John Keats dijo que la verdad era belleza y la belleza, verdad. Que esa era la única cosa que había que saber en la vida.
Y como buen poeta, mentía.
Es obvio que estamos atraídos por la belleza, es inevitable mientras seamos humanos. Algunos, con mucho tiempo libre en sus laboratorios, han demostrado que a los guapos les concedemos el beneficio de la duda, mayores sueldos, más inteligencia de la que tienen y les perdonamos comportamientos que no permitimos en el resto… Entre otras muchas cosas.
Cicerón se lamentó alguna vez de que los romanos echaban a las bestias a algún feo, sólo por diversión, pero es que incluso los recién nacidos se ven atraídos por rostros más bellos y se quedan mirándolos.
La belleza nos captura como lo hacen las sirenas, que con el canto idiotizan y con el acantilado destrozan. Por cierto, eso es algo que saben muchos sin escrúpulos.
Pero esto no va hoy sobre la belleza de las personas. Nos dejamos atraer también por las narrativas bellas, las palabras bonitas que dicen cosas que suenan bien, como que podemos si queremos, que somos los mejores, que basta con seguir un sueño, que el mundo es nuestro campo de juego y nosotros protagonistas especiales, con un destino que cumplir.
Esas que nos hablan de la victoria del héroe y de que los amores son como en el cuento.
Son narrativas tan preciosas que hacemos con ellas lo mismo que con los guapos, les concedemos que dicen la verdad incluso cuando mienten claramente.

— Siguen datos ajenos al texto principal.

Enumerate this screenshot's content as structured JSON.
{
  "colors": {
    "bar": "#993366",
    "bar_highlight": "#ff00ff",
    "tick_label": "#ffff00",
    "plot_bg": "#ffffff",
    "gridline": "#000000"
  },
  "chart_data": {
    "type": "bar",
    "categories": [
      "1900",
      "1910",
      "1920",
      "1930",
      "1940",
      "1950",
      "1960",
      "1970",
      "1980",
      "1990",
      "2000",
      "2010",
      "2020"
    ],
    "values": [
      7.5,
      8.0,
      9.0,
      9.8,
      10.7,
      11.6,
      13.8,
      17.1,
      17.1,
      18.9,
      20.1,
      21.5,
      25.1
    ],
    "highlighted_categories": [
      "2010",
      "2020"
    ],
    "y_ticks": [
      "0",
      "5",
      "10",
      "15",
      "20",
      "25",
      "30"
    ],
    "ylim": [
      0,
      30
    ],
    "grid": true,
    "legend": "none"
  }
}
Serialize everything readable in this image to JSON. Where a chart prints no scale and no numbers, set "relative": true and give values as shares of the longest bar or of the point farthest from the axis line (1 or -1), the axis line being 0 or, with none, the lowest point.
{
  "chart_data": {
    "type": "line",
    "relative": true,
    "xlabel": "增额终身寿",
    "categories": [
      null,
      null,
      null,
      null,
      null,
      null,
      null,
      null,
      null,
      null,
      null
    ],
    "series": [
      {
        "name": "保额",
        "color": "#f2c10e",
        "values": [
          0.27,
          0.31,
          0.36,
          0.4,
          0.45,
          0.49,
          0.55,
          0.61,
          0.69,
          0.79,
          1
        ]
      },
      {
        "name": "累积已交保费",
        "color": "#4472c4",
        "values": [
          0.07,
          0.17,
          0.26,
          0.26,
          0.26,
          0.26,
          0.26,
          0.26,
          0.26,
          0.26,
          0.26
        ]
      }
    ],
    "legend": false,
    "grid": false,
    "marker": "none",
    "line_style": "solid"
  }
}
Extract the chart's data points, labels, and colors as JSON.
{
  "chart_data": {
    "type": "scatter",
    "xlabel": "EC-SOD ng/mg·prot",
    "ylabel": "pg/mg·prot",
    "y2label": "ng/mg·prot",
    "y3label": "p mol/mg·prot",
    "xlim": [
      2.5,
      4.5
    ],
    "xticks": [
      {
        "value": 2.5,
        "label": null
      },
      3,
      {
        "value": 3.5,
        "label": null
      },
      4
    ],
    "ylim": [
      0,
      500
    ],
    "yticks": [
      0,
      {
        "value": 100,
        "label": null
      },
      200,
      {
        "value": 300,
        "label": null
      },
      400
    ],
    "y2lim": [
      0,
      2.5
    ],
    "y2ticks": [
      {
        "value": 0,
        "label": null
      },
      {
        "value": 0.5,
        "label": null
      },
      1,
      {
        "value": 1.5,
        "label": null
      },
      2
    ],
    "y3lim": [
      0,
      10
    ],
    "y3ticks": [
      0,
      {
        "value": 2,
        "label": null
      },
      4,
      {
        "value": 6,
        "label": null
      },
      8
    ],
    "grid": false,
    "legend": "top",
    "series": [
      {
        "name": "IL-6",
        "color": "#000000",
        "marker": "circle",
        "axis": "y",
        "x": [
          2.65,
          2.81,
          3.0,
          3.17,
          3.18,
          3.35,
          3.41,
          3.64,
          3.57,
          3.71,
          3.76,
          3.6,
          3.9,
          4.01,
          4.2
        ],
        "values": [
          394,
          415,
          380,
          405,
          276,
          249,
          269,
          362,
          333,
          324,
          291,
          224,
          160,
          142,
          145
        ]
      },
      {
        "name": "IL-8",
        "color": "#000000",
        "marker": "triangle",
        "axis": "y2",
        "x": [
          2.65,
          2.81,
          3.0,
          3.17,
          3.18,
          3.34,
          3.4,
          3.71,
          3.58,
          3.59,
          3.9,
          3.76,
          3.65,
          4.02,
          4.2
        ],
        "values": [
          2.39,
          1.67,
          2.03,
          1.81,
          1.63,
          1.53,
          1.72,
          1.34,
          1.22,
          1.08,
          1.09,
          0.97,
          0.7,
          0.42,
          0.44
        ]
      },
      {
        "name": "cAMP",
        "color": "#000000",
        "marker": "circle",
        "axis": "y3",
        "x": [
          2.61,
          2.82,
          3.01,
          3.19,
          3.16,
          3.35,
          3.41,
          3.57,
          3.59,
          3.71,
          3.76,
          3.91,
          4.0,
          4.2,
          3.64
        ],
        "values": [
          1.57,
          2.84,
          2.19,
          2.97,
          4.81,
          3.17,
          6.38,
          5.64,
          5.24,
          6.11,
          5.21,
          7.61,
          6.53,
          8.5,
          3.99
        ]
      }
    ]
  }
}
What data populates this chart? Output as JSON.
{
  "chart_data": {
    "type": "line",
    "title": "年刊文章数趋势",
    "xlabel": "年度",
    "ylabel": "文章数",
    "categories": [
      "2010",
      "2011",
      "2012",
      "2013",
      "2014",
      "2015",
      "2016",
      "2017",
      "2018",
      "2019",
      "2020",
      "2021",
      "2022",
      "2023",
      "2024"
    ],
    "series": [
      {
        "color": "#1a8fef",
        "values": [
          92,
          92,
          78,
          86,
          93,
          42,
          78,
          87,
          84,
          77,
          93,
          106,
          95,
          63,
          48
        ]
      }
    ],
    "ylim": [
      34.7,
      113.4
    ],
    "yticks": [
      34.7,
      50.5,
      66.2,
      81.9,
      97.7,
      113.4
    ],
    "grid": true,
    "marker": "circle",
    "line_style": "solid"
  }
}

Hay una tendencia natural a creer a las frases bonitas, porque las personas, desde bebés y hasta la tumba, somos atraídos hacia lo bello, así que no muchas se paran a pensar si Keats miente o no y si esas narrativas mienten o no. Nos atraen los finales felices y las secciones de autoayuda crecen, aunque la mayor parte de lo que digan construya un monumento a la estupidez, que cae cuando uno se para a pensar un poco.
Una de las narrativas más atrayentes es lo que la psicología llama «la falacia del mundo justo», que consiste en que asignamos a la vida la cualidad de la justicia, como si fuera un ser humano.
Ya sabe cómo funciona: que si «La vida da a cada uno lo que se merece», que si «pone a todos en su sitio tarde o temprano…». Narrativas bellas, narrativas falsas. Porque es bastante obvio (y demostrado) que no es así.
La vida no sabe leer, ni lo que es la justicia, ni es humana. A veces uno recibe su merecido, otras muchas no y en infinidad de ocasiones les ocurren cosas malas a los buenos. Basta levantar la vista y observar.
La última vez que lo comprobé, la vida no era una persona y muchos que trabajaron duro y fueron justos están sin techo, mientras muchos que roban siguen libres y ricos.
La vida se parece más a una selva que a un juzgado y son los lobos, no los hombres buenos, los que duermen seguros con la barriga llena. Algún lobo cae de vez en cuando, mientras la mayoría reina a sus anchas. Que creamos que esos «de vez en cuando» significan «siempre» es dejarse timar por lo bonito que suena.
Somos engañados por la falacia del mundo justo y también por muchas otras, pues miramos y no pensamos. La belleza de una narrativa no la convierte en cierta, pero es suficiente para cegarnos, para citarla en una red social, para vender libros tontos, para que diciéndola parezcamos más inteligentes de lo que somos.
Con la sabiduría que dan los inviernos (que diría Wilde) uno aprende (a veces sólo) que las frases bonitas, como el canto de las sirenas, pueden (suelen) ser mentira.
La belleza dispara las alarmas en el marinero curtido, que ya ha navegado por donde habitan los monstruos de cara bonita.
Belleza y verdad no guardan parentesco alguno, no van de la mano y todo poeta ha de mentir si quiere ser bueno. Pasan por delante esas frases, tan bonitas… Queremos seguirlas y creerlas y ver adónde van. Nunca nos libraremos de que nos gusten, pero a lo mejor, alguna vez, si no se trata de ficción ni poesía, podemos cometer el acto criminal de pensar cuando las escuchemos.